Lessons from the OuLiPo

2015-01-12, , , Comments

I’m delighted to announce that my talk, Lessons from the OuLiPo, has been accepted for the ACCU 2015 conference.

Slide 1

The talk follows up on a lightning talk I gave at my employer’s last year about Georges Perec’s masterpiece, Life A User’s Manual. Click the graphic below to play the animation and read the transcript.

Knights tour

I’ll be giving a preview of the full version here in Bristol in a couple of weeks. I hope you can come along. More details on Meetup.

In the meanwhile, the next section of this page introduces the ideas I’ll be exploring in my talk.


As software developers we often ponder what it is we do: are we architects, engineers, or scientists? Are we — gasp! — rock stars or ninjas? Which metaphors best fit? Tending a code base is like gardening. Through the seasons we encourage new growth, whilst pruning back dead code and squashing bugs. Programming is like carpentry, maybe. Select the right tool from a set kept sharp and ready for action. Programming is like cooking. Source the finest ingredients and follow the recipe.

I think there’s a more obvious metaphor. Actually there’s nothing meta- about it. It is what we do.

We’re writers.

We write to communicate and to instruct. We write for fun and profit. We edit and adapt. We rewrite. We borrow text from other writers. The languages we think we write in — C++, Python, Javascript — are actually just highly stylised dialects of our native tongue. Like poets we’re particular about punctuation and space. We have strange ideas about spelling. The texts we write, programs, are subject to formal constraints.

We’re writers bound by mathematical rules.

November, 1960. Paris. The poet Raymond Queneau organises the first meeting of a group which will become known as OuLiPo. A dozen turn up: writers, mathematicians, pataphysicians and surrealists.
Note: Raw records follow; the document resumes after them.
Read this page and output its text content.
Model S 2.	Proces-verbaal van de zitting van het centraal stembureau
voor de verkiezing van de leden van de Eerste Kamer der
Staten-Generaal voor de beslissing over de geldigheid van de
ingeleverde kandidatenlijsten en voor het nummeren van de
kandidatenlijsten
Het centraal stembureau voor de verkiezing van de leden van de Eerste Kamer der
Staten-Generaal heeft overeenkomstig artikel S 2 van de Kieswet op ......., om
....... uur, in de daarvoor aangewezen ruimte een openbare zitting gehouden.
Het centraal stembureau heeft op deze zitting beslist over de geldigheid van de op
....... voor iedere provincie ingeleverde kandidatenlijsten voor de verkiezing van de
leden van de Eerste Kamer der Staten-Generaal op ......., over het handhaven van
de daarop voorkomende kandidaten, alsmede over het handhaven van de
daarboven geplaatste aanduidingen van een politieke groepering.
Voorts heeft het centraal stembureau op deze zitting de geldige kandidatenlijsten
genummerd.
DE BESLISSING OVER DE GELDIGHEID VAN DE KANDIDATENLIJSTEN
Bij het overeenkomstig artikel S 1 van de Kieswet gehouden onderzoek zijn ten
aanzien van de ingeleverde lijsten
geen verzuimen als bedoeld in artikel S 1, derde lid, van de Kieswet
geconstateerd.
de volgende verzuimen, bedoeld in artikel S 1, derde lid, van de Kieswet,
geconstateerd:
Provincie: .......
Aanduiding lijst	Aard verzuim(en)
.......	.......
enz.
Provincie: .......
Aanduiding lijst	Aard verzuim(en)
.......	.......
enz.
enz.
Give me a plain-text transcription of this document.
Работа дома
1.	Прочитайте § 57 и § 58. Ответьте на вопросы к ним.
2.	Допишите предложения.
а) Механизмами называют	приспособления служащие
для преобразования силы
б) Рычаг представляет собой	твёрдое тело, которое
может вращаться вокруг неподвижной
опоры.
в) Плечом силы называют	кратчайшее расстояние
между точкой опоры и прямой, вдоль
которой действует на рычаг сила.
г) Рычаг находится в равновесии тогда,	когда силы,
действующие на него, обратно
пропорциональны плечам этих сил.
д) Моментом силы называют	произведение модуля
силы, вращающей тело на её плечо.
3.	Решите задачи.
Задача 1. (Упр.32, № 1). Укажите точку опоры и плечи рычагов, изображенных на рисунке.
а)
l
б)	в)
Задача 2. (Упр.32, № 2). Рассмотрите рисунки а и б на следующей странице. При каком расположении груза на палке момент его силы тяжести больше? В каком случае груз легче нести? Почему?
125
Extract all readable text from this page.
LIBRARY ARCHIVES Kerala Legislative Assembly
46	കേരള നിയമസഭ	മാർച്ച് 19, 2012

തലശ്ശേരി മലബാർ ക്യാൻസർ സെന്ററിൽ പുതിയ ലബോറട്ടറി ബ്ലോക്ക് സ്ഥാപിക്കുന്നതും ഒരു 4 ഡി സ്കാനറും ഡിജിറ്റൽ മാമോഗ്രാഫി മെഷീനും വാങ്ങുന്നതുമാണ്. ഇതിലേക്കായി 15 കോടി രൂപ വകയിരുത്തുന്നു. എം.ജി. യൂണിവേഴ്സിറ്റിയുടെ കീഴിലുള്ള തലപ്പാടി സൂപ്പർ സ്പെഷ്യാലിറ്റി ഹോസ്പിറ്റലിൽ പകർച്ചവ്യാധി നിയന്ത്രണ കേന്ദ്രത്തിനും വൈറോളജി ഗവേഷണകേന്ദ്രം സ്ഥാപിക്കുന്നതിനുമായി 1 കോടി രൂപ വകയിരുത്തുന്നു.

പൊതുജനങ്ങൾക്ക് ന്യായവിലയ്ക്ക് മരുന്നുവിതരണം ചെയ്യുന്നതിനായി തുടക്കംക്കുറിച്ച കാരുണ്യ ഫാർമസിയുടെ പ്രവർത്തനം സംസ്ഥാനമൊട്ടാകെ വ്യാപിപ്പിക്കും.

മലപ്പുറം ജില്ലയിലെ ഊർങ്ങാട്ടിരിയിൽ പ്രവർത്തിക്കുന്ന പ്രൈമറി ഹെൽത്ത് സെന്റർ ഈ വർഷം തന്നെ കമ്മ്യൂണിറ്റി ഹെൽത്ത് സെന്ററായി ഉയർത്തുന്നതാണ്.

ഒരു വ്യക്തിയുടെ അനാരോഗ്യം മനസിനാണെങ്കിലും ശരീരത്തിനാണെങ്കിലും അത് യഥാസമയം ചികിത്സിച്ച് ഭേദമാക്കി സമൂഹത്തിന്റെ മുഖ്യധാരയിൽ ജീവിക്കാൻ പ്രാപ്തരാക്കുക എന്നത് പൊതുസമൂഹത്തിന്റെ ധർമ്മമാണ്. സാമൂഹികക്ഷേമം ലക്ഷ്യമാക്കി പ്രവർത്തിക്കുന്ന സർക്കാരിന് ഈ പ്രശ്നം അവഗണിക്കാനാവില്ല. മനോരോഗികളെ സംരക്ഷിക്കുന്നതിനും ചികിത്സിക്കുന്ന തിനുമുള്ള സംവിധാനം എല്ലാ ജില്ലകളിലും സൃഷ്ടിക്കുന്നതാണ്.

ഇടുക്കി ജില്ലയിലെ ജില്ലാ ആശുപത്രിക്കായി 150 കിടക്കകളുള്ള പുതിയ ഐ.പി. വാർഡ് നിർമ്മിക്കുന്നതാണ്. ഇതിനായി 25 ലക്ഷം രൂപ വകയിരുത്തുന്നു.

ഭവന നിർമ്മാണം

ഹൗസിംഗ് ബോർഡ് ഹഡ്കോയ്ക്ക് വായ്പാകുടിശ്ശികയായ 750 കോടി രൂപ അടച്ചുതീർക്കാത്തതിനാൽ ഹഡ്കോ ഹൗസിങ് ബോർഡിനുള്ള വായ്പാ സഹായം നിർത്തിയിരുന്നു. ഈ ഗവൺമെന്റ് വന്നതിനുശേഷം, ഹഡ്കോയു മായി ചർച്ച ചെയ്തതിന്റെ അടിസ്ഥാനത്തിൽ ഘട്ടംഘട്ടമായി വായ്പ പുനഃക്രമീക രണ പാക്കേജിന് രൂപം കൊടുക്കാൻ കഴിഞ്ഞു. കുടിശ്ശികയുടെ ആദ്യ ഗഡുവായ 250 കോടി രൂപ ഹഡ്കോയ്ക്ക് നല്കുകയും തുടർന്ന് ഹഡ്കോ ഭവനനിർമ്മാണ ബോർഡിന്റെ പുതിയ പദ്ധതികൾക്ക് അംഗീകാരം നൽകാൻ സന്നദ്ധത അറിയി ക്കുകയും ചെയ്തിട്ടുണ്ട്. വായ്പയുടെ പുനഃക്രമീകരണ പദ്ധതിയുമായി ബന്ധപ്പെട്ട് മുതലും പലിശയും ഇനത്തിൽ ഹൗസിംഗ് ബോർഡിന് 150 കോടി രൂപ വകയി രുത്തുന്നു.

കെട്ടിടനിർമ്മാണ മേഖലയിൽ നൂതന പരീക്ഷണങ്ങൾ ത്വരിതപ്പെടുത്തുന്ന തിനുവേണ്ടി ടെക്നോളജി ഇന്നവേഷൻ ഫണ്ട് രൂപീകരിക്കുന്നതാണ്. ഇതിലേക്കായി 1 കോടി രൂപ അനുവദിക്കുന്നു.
Their mission: to explore the literary potential of applying mathematical constraints to texts.

Of course constrained writing is nothing new — consider the haiku: 17 syllables, arranged as 3 phrases of 5, 7 and 5 syllables, a Japanese form many centuries old — and one strand of the OuLiPo’s efforts is devoted to researching past experiments and structures; but I claim it’s no coincidence the OuLiPo emerged at much the same time as our own novel form of constrained writing: computer programming.

In this talk I’ll discuss the OuLiPo in more depth, investigating the parallels between their work and ours. We’ll focus on Georges Perec, whose book Life A User’s Manual is an Oulipian tour de force. There will be some code, as well as quines, easter eggs and — as you’d expect — bugs.